Sure Start Local Programmes (SSLPs) have enjoyed one of the highest ever profiles of any UK government initiative concerning children and families. Such visibility carried both advantages and disadvantages and also affected the task of evaluation. While the main advantage was that SSLPs were, from the outset, of interest at the highest levels of government, this led to the major disadvantage: the short-term perspective often adopted by politicians in search of signs of its positive impact (Glass, 2006; Jack, 2006;) and, closely related, the attendant high level of publicity granted by commentators to some although not all of the evaluation findings. Perhaps inevitably, therefore, early findings of rather modest impact on individual children (see Chapters Eight and Nine) received widespread coverage and other results, including those pertaining to the process of implementing SSLPs and addressed in this chapter, were often neglected.

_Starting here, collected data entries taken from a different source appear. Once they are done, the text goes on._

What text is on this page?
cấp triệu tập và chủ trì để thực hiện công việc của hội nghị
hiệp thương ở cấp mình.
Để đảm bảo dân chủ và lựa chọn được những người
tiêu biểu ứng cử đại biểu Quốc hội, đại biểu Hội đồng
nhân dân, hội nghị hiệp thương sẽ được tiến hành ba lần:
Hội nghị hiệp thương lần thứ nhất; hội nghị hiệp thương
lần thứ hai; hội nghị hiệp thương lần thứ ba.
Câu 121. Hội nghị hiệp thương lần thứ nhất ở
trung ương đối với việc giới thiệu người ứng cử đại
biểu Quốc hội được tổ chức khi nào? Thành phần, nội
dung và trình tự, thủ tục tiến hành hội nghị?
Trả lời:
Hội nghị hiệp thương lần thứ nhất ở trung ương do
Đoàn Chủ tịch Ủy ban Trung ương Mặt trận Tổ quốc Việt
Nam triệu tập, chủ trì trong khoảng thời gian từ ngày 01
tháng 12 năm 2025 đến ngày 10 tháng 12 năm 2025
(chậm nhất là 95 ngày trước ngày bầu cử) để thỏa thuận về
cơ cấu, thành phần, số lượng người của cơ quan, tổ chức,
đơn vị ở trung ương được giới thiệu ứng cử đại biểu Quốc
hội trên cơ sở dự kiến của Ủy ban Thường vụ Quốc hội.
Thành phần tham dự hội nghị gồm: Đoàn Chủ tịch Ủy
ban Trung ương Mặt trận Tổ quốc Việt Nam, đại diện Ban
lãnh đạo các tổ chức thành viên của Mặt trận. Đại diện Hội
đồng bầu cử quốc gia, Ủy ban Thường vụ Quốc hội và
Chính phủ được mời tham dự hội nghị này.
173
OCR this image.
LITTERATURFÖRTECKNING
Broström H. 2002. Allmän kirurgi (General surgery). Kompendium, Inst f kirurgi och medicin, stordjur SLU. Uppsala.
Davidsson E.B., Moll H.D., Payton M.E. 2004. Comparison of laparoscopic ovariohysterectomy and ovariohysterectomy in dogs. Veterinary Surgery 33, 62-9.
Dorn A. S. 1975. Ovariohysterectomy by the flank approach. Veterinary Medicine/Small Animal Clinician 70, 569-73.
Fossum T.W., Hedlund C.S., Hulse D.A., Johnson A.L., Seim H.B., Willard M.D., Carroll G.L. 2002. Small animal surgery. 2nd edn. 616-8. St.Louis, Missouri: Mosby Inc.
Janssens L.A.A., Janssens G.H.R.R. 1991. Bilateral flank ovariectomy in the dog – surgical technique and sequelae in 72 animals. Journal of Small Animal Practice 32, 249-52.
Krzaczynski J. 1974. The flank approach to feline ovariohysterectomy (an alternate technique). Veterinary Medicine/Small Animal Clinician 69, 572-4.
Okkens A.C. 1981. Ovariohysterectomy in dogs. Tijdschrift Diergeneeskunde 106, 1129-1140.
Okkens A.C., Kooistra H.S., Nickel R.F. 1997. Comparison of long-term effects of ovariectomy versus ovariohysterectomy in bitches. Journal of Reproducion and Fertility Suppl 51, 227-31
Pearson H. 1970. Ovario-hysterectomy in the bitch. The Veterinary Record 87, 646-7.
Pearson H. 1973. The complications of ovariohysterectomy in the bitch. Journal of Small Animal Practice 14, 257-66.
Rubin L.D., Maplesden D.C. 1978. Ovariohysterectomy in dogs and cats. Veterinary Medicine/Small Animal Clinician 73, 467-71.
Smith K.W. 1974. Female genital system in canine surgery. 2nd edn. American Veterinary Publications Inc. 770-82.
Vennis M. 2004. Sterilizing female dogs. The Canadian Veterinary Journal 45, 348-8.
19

The research team studying SSLP implementation had two key purposes – to provide data that could inform the Impact Study of the National Evaluation of Sure Start (NESS) and to generate insights into increasing the smooth and effective functioning of SSLPs (see Foreword). In other words, the data collected by the team studying implementation were intended, from the very start, to provide insights for policy makers and practitioners on the ground, during the course of the initiative, not only at its completion. The contribution of the implementation team to the Impact Study is reflected in the conclusions about programme variability presented in Chapter Nine of this volume. However, the particular focus of this chapter is on the existing and future implications of findings pertaining to implementation for the development of community-based services for young children and their families.
As set out in Chapter One, a set of policy drivers determined the original objectives of SSLPs and, as of this writing in early 2007, continue to influence the development of services for children and families. The three key imperatives of SSLPs were to facilitate increased access to services; encourage and stimulate better collaboration between agencies and professionals; and develop new ways of working. Therefore, in spite of the limited life of SSLPs as separate entities, following their incorporation since 2005 into Children's Centres, their experiences remain likely to be of relevance to the task of designing and delivering improved services to children and families in community-based settings.